While large tapestries are woven on looms, cardboard tapestry is an art that uses a small square of cardboard, yarn, and a needle to create tiny tapestries. The
Sew Much More cameras visit Betsy Worden, who creates intricate tapestries from a home studio.
Creating beautiful mountain scenes on her tapestry, Worden doesn't have to look further than the windows of her Tennessee home for her inspiration. "I like to weave the things that I'm familiar with--`scenes from around the house or from the mountains," she says. "These are things that I've grown up with and that I know about, and I'm comfortable weaving these things." On the river, in a home she designed herself, Worden has surrounded herself with art. After earning an art degree from the University of Tennessee, she worked as a commercial artist in Atlanta for six years before returning to Tennessee to start a family.
Worden got her start in weaving when she convinced her husband to buy an old loom at a mountain auction. Her first project was to weave a blanket for her first child. Up until that time, Worden had focused her artistic abilities on painting. She uses that ability to aid in her tapestry work. "I see weaving as painting with yarn," she says. She often uses her paintings as ideas for her tapestries.

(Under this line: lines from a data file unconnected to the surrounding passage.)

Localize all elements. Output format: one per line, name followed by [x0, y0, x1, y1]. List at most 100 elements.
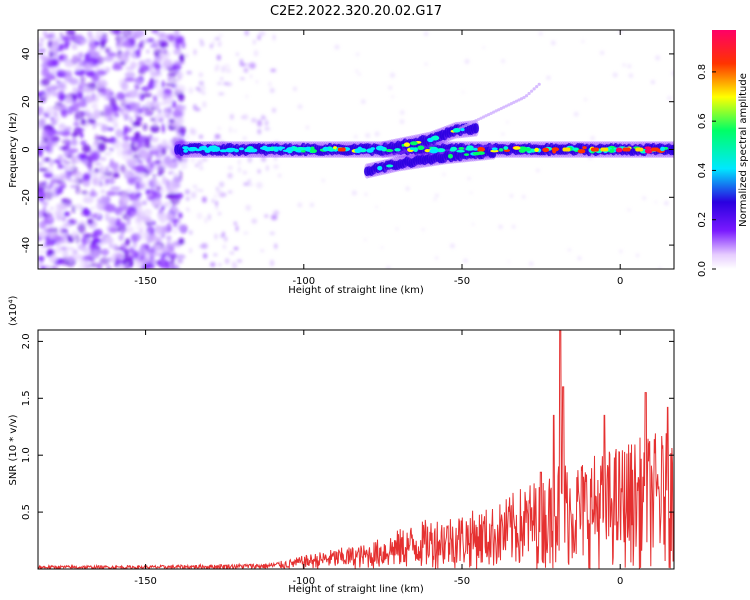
band-spot [259, 146, 269, 150]
colorbar-gradient [712, 30, 736, 269]
band-spot [322, 146, 329, 152]
noise-blob [269, 231, 275, 235]
noise-blob [165, 241, 171, 249]
noise-blob [112, 64, 123, 71]
noise-blob [140, 265, 150, 269]
noise-blob [100, 175, 106, 180]
noise-blob [148, 149, 160, 155]
noise-blob [145, 188, 150, 195]
noise-blob [93, 228, 103, 237]
noise-blob [99, 257, 110, 265]
noise-blob [186, 70, 192, 75]
noise-blob [170, 122, 180, 128]
noise-blob [251, 118, 257, 123]
noise-blob [265, 165, 269, 172]
noise-blob [70, 139, 78, 147]
noise-blob [38, 181, 46, 192]
noise-blob [47, 91, 53, 97]
band-spot [225, 147, 235, 153]
band-spot [447, 153, 453, 159]
noise-blob [123, 125, 128, 135]
noise-blob [101, 124, 108, 133]
noise-blob [100, 40, 106, 49]
noise-blob [546, 75, 551, 80]
noise-blob [110, 158, 114, 164]
noise-blob [177, 74, 181, 81]
noise-blob [100, 189, 106, 194]
harmonic-dot [532, 87, 536, 91]
noise-blob [150, 145, 157, 152]
harmonic-dot [466, 122, 470, 126]
noise-blob [149, 134, 153, 140]
noise-blob [108, 147, 115, 152]
noise-blob [82, 241, 86, 247]
noise-blob [120, 164, 126, 174]
noise-blob [92, 238, 102, 244]
noise-blob [119, 93, 131, 98]
noise-blob [120, 248, 131, 254]
noise-blob [74, 110, 85, 120]
noise-blob [69, 218, 74, 226]
noise-blob [55, 202, 64, 212]
noise-blob [68, 77, 79, 86]
noise-blob [116, 147, 123, 158]
noise-blob [129, 116, 134, 124]
noise-blob [612, 72, 618, 78]
noise-blob [619, 249, 623, 253]
band-spot [429, 149, 439, 154]
noise-blob [52, 187, 56, 197]
noise-blob [227, 165, 233, 170]
noise-blob [655, 55, 661, 61]
noise-blob [238, 166, 241, 173]
noise-blob [255, 80, 259, 83]
noise-blob [577, 256, 582, 261]
noise-blob [45, 238, 57, 247]
noise-blob [74, 249, 78, 254]
noise-blob [176, 37, 183, 44]
noise-blob [186, 210, 192, 213]
harmonic-dot [519, 97, 524, 101]
band-spot [278, 146, 283, 151]
noise-blob [464, 59, 470, 64]
band-spot [269, 146, 275, 152]
band-spot [206, 147, 215, 152]
noise-blob [498, 224, 503, 229]
harmonic-dot [527, 91, 531, 96]
band-spot [413, 147, 418, 153]
noise-blob [252, 39, 256, 45]
noise-blob [400, 110, 405, 115]
noise-blob [351, 190, 357, 196]
noise-blob [130, 234, 138, 244]
noise-blob [76, 128, 85, 132]
noise-blob [173, 208, 180, 215]
noise-blob [249, 74, 253, 79]
noise-blob [46, 209, 51, 215]
y-tick-label: -20 [21, 189, 32, 205]
noise-blob [507, 260, 510, 263]
band-spot [286, 147, 294, 153]
noise-blob [109, 97, 117, 106]
noise-blob [135, 160, 144, 164]
noise-blob [53, 159, 60, 163]
noise-blob [96, 262, 103, 269]
noise-blob [69, 179, 78, 184]
harmonic-dot [481, 115, 486, 119]
noise-blob [239, 77, 245, 80]
noise-blob [125, 238, 130, 246]
noise-blob [58, 154, 64, 162]
noise-blob [50, 206, 54, 211]
noise-blob [144, 143, 152, 149]
noise-blob [124, 77, 136, 82]
harmonic-dot [476, 117, 481, 122]
noise-blob [264, 120, 269, 127]
colorbar-label: Normalized spectral amplitude [738, 73, 749, 227]
noise-blob [125, 171, 130, 176]
noise-blob [664, 201, 669, 206]
noise-blob [97, 199, 109, 205]
noise-blob [61, 232, 66, 238]
x-tick-label: 0 [617, 576, 623, 587]
band-spot [183, 148, 188, 153]
noise-blob [261, 114, 265, 118]
spectrogram-xlabel: Height of straight line (km) [288, 285, 424, 296]
noise-blob [115, 45, 122, 51]
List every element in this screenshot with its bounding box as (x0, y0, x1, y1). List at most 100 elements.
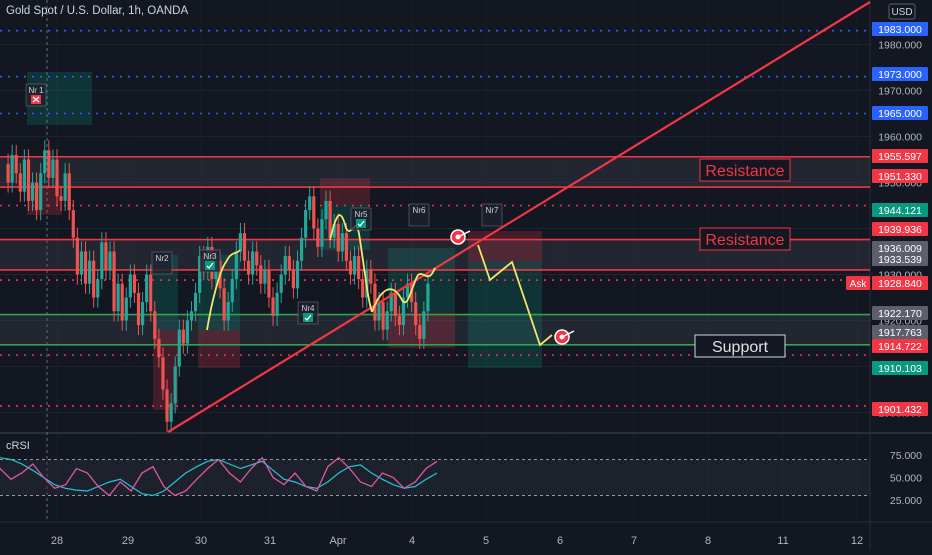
price-label-text: 1910.103 (878, 363, 922, 375)
trade-label-text: Nr5 (355, 210, 368, 219)
trade-label: Nr5 (350, 207, 372, 231)
candle (271, 297, 275, 316)
trade-label-text: Nr4 (302, 304, 315, 313)
candle (145, 274, 149, 303)
candle (169, 403, 173, 422)
price-label-text: 1983.000 (878, 24, 922, 36)
win-mark (357, 220, 365, 227)
zone-label-box (699, 158, 791, 182)
trade-label-text: Nr2 (156, 254, 169, 263)
candle (324, 200, 328, 220)
price-label-text: 1928.840 (878, 278, 922, 290)
candle (385, 311, 389, 330)
loss-mark (32, 96, 40, 103)
candle (116, 283, 120, 312)
price-label-box (872, 252, 928, 266)
price-label-text: 1951.330 (878, 171, 922, 183)
candle (79, 251, 84, 275)
trade-label: Nr 1 (25, 83, 47, 107)
win-mark (304, 314, 312, 321)
candle (242, 233, 247, 261)
zone-label-box (694, 334, 786, 358)
candle (185, 320, 190, 344)
trade-label: Nr6 (408, 203, 430, 227)
x-tick-label: 29 (122, 535, 134, 547)
price-label-box (872, 106, 928, 120)
trade-box (320, 178, 370, 205)
candle (414, 302, 418, 326)
candle (222, 288, 226, 321)
candle (39, 173, 43, 211)
price-label-box (872, 306, 928, 320)
rsi-tick-label: 75.000 (890, 450, 922, 462)
price-label-box (872, 203, 928, 217)
candle (320, 219, 324, 247)
price-label-text: 1917.763 (878, 327, 922, 339)
price-label-text: 1944.121 (878, 205, 922, 217)
price-label: 1922.170 (872, 306, 928, 320)
sketch-path (477, 244, 553, 347)
candle (173, 366, 177, 404)
candle (279, 274, 283, 293)
price-label: 1917.763 (872, 325, 928, 339)
trade-label-text: Nr3 (204, 252, 217, 261)
candle (397, 315, 401, 326)
target-icon (554, 329, 575, 345)
x-tick-label: 31 (264, 535, 276, 547)
price-label: 1901.432 (872, 402, 928, 416)
y-tick-label: 1960.000 (878, 132, 922, 144)
candle (418, 325, 422, 339)
candle (157, 338, 161, 358)
candle (88, 260, 92, 284)
currency-box (888, 3, 916, 20)
candle (336, 223, 340, 252)
candle (14, 154, 18, 174)
candle (283, 256, 287, 275)
candle (308, 196, 312, 211)
candle (361, 279, 365, 298)
candle (401, 297, 406, 326)
price-label-box (872, 169, 928, 183)
candle (71, 210, 75, 238)
win-icon (356, 219, 366, 228)
price-label: 1944.121 (872, 203, 928, 217)
x-tick-label: 4 (409, 535, 415, 547)
candle (165, 389, 169, 422)
price-label-box (872, 241, 928, 255)
zone-label: Support (694, 334, 786, 358)
candle (304, 210, 308, 238)
candle (67, 173, 71, 211)
candle (108, 251, 112, 270)
candle (75, 237, 79, 275)
ask-label: Ask (850, 279, 868, 290)
candle (344, 233, 348, 261)
candle (47, 150, 51, 178)
zone-label: Resistance (699, 227, 791, 251)
zone-label-box (699, 227, 791, 251)
trade-label-text: Nr7 (486, 206, 499, 215)
price-label: 1914.722 (872, 339, 928, 353)
price-label-text: 1965.000 (878, 108, 922, 120)
price-label: 1973.000 (872, 67, 928, 81)
candle (63, 173, 67, 201)
candle (120, 283, 124, 321)
price-label-box (872, 149, 928, 163)
x-tick-label: 30 (195, 535, 207, 547)
candle (10, 154, 14, 183)
candle (18, 173, 22, 192)
candle (348, 260, 353, 275)
zone-label-text: Resistance (705, 163, 784, 180)
candle (153, 311, 157, 339)
zone-label-text: Resistance (705, 232, 784, 249)
win-icon (205, 261, 215, 270)
win-icon (303, 313, 313, 322)
trade-label-box (408, 203, 430, 227)
price-label-text: 1901.432 (878, 404, 922, 416)
candle (312, 196, 316, 229)
price-label-box (872, 276, 928, 290)
candle (149, 274, 153, 312)
sketch-path (206, 249, 241, 331)
candle (226, 302, 230, 321)
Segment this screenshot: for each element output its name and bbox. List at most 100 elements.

Worden designs her own unique cardboard looms that she can take anywhere and that are the perfect size to work with. She marks her cardboard six threads to the inch and then wraps kite string around the cardboard piece to create the loom. Using a wide variety of yarn colors, Worden says she is inspired by the colors themselves. The result is a needle woven piece of art that truly reflects the beauty of its inspiration.